Nonsuicidal self-injury and suicide: Differences between those with and without borderline personality disorder.
Levine, Alina Z.,
Journal of Personality Disorders, Vol 34(1), Feb, 2020. pp. 131-144.

Nonsuicidal self-injury (NSSI) is associated with borderline personality disorder (BPD), but it also occurs in nonclinical samples (Briere & Gil, 1998), inflicting serious harm and serving as a precursor to suicide attempts (Klonsky, May, & Glenn, 2013). Therefore, the DSM-5 proposed a nonsuicidal self-injury disorder (NSSID) and suicidal behavior disorder. Because this addition requires reconciliation with current BPD criteria, the authors’ study evaluated type and frequency of NSSI and suicide attempts in 3,795 outpatients.

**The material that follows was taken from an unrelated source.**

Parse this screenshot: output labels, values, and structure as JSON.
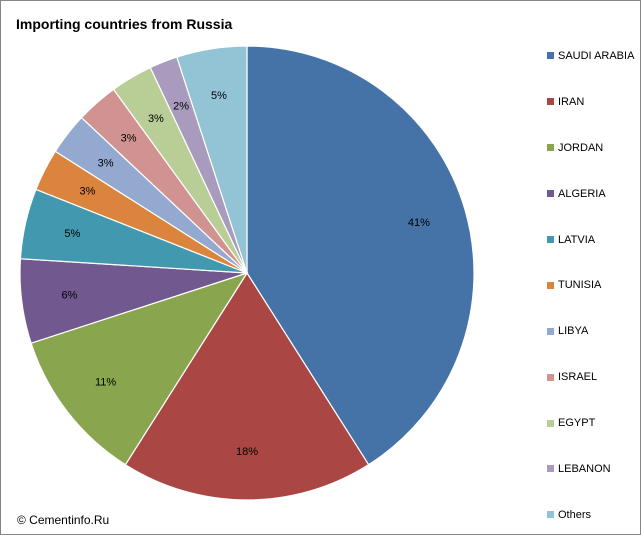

Both were found in those without BPD, although the behaviors increased when some symptoms and full criteria for BPD were met. Wound/skin picking, scratching, and hitting were most common. Cutting was the fifth most common self-injury for those with BPD and the eighth most common for those without the disorder. Therefore, increased clinical attention is warranted for such self-injury, which may go unnoticed but indicate significant distress. Findings suggest that NSSID/suicidal behavior disorder may account for self-injury outside of BPD.